Predicting Arsenic in Drinking Water Wells in Glacial Aquifer in Western and Central Minnesota, USA

Approximately 40% of available arsenic data for groundwater in western and central regions of Minnesota exceed the 10 μg/L drinking water standard. However, arsenic concentrations vary considerably over short distances and regionally across the state. A boosted regression tree (BRT) model was developed to predict the probability of arsenic occurring above the drinking water standard in groundwater at typical depths used for drinking water supply in glacial aquifers in western and central Minnesota. The BRT model, using about 75 predictive factors such as well construction characteristics, glacial material characteristics, and surficial characteristics (such as soil texture, soil chemistry, or land use), predicted probabilities of elevated arsenic in well water with about 65% total accuracy.

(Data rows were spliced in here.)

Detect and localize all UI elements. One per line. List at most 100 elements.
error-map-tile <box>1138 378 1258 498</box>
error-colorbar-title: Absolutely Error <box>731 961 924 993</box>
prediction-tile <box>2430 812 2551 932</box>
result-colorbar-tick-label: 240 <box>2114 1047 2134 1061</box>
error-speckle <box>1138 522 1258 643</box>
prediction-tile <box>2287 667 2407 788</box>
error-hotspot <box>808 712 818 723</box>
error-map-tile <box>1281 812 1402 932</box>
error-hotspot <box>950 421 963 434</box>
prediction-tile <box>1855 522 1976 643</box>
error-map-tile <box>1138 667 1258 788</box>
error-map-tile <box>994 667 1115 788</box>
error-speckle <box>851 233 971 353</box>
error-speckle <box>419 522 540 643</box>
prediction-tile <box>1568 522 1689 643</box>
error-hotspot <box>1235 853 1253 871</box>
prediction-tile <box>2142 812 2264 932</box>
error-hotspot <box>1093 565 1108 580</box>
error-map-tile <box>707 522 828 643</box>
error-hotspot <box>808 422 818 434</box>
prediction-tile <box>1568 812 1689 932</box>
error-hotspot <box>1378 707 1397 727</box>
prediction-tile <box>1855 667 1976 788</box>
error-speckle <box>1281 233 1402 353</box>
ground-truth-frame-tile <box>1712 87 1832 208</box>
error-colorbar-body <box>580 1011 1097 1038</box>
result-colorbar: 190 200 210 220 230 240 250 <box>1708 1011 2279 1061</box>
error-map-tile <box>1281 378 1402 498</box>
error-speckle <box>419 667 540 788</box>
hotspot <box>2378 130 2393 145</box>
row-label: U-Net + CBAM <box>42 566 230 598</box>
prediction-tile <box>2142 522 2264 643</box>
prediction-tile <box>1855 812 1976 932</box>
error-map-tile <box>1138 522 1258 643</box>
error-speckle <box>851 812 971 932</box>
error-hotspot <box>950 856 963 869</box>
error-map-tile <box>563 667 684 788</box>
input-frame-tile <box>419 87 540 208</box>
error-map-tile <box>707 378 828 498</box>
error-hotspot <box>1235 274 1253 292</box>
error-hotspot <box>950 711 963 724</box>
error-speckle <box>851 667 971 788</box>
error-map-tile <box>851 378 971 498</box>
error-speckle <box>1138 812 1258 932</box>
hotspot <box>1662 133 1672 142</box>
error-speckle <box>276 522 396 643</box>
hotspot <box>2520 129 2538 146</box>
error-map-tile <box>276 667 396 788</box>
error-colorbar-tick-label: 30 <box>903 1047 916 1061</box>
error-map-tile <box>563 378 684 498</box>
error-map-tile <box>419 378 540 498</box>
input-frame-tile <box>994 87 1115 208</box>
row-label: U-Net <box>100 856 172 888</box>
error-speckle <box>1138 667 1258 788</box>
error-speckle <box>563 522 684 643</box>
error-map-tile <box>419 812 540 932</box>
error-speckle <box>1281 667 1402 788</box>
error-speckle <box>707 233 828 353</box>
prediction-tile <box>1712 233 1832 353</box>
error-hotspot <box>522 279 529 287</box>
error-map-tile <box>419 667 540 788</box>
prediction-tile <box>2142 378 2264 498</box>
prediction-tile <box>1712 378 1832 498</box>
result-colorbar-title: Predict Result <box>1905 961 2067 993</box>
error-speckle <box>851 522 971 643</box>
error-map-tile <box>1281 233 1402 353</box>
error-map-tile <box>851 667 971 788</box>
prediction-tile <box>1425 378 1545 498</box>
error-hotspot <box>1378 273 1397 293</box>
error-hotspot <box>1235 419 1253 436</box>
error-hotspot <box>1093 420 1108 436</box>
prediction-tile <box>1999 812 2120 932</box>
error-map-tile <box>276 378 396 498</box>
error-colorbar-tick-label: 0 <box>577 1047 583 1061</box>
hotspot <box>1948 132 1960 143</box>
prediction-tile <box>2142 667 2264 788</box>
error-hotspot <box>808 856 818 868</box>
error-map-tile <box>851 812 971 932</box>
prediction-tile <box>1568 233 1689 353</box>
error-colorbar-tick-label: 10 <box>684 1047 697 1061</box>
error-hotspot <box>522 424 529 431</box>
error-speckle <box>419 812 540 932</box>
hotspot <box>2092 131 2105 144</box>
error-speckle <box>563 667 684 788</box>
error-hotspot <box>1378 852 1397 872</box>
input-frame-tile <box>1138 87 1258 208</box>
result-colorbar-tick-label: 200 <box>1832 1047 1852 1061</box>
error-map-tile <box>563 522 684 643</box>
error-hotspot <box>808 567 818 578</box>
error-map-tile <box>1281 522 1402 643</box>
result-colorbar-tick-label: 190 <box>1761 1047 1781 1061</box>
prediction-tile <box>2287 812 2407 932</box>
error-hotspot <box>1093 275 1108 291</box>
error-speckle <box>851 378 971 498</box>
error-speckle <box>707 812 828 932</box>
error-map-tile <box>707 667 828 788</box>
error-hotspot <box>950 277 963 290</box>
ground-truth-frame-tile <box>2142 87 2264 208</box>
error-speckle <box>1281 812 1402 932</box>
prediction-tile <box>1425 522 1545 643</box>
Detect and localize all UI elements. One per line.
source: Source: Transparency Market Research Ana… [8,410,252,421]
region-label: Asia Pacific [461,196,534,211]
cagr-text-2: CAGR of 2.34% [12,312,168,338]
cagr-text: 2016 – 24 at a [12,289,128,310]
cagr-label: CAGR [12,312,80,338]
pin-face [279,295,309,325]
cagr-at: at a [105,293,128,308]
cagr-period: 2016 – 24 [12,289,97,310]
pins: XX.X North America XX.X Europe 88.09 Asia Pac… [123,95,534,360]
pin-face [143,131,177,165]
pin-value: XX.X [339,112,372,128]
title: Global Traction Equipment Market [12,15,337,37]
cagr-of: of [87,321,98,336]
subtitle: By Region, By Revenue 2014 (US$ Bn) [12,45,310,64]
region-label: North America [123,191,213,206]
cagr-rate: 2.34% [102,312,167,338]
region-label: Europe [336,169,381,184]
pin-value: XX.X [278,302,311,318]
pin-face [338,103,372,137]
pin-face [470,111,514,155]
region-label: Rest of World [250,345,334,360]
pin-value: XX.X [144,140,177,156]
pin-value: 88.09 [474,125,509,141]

Predictive factors determined to be influential for predicted probabilities included clay gap (distance from top of screen to overlying confining unit), nearest major river (a proxy for hydrological position in the landscape), horizontal hydraulic conductivity, and distance to the top of the bedrock from the bottom of the well. For example, smaller clay gaps were typically related to higher probability of elevated arsenic concentrations. The BRT model results were then used to generate maps illustrating elevated arsenic probabilities at the depth of a typical domestic drinking water well across the modeled regions. This a first application of BRT to model elevated arsenic probabilities in a glacial aquifer system.